Partant de ce constat, on peut affirmer que les élèves parviennent fort bien à (re)trouver une information en réponse à une question. Pour autant, les élèves ont-ils compris la teneur exacte du document, son contexte de « production », son importance, sa composition ? On s'interroge pour répondre à ces questions.
Cette activité de lecture est sous-tendue par des documents auxquels il est fait une part essentielle dans nos disciplines. Selon des modalités peut-être ritualisées et dont l'évaluation rend compte également, les élèves savent présenter ces documents. Cela ne veut pas dire cependant qu'ils sont capables, par exemple, d'identifier le point de vue développé par l'auteur d'un texte.

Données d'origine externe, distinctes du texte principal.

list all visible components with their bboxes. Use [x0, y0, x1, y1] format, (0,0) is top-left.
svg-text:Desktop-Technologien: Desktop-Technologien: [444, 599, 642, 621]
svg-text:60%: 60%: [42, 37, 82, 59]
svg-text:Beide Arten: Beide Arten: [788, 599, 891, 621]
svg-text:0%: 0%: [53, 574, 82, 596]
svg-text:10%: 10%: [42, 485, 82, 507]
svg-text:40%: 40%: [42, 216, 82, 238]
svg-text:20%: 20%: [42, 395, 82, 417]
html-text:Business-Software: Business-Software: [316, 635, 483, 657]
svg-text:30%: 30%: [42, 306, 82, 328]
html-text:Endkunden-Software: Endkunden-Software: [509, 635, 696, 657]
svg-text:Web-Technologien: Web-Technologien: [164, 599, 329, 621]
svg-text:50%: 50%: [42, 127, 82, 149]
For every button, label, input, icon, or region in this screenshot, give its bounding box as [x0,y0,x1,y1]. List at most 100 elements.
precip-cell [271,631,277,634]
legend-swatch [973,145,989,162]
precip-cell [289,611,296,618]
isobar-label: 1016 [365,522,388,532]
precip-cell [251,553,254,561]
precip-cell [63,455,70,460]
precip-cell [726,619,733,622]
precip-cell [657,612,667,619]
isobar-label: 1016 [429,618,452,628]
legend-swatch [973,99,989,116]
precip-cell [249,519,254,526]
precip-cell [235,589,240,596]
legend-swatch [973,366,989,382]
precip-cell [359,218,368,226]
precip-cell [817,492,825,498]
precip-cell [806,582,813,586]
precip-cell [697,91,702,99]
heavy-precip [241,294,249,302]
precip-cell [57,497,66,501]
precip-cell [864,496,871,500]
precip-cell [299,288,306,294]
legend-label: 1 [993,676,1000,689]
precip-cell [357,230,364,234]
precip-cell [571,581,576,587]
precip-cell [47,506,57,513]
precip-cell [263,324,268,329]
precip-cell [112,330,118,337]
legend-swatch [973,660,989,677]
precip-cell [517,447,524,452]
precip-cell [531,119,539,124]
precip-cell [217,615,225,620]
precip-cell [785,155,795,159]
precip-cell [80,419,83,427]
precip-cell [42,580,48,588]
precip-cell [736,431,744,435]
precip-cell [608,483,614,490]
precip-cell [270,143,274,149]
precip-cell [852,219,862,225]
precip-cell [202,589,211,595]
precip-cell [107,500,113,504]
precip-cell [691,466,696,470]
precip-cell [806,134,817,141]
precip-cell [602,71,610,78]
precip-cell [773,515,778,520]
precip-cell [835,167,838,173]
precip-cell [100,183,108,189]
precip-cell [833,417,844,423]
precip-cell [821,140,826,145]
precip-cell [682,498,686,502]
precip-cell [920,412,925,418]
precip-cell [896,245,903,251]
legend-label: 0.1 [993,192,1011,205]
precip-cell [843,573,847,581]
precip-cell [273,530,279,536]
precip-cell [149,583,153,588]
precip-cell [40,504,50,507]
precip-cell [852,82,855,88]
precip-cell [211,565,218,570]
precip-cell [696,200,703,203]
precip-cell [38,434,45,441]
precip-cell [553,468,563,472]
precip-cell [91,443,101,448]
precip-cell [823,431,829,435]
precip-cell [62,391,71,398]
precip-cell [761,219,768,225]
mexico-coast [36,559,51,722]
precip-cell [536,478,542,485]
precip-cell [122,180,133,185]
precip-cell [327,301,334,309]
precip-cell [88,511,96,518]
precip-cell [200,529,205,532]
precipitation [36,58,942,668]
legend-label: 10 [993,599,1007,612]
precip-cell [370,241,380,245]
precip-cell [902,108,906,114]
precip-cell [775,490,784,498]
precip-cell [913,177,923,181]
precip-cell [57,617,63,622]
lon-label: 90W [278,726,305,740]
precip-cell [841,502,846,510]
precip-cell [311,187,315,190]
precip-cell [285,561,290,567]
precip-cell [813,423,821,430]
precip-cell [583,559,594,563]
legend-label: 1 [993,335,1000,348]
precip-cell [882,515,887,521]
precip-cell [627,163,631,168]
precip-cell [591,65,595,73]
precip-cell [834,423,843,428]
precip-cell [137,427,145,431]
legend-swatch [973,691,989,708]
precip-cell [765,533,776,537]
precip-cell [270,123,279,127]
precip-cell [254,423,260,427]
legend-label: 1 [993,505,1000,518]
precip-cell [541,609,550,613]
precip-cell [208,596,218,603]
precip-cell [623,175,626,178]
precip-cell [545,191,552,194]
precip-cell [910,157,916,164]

C'est à partir de documents que les élèves élaborent leur savoir. Comment ? En (re)trouvant et en sélectionnant, le plus souvent, une voire plusieurs informations qui ne sont pas toujours articulées entre elles surtout si l'activité concerne non pas un mais plusieurs documents. Ainsi la capacité à analyser des documents pour en comprendre le sens est beaucoup plus rarement atteinte.
Trois remarques pour terminer :
1/. A notre satisfaction nous avons relevé que certains documents, en histoire, sont quasi patrimoniaux en dépit du fait qu'ils ne soient pas « labellisés » comme tels. On songe à la caricature de Gaulle du dessinateur Moisan.
2/. En géographie, on peut affirmer que les élèves manifestent une certaine aisance face aux documents statistiques.
3/. Apparemment, les consignes portant sur la lecture de documents sont bien comprises par les élèves ; peut-être simplement parce qu’elles sont plus claires que d'autres qui invitent les élèves à se livrer à des opérations plus complexes
En résumé,
Globalement, les élèves savent lire et ils réussissent plus que tout des activités de repérage d'informations qui nécessitent une voire plusieurs opérations de sélection. Ce prélèvement d'informations est d'autant mieux réussi qu'il est réalisé dans le cadre de micro activités, Enfin, les élèves accomplissent convenablement des tâches d'application.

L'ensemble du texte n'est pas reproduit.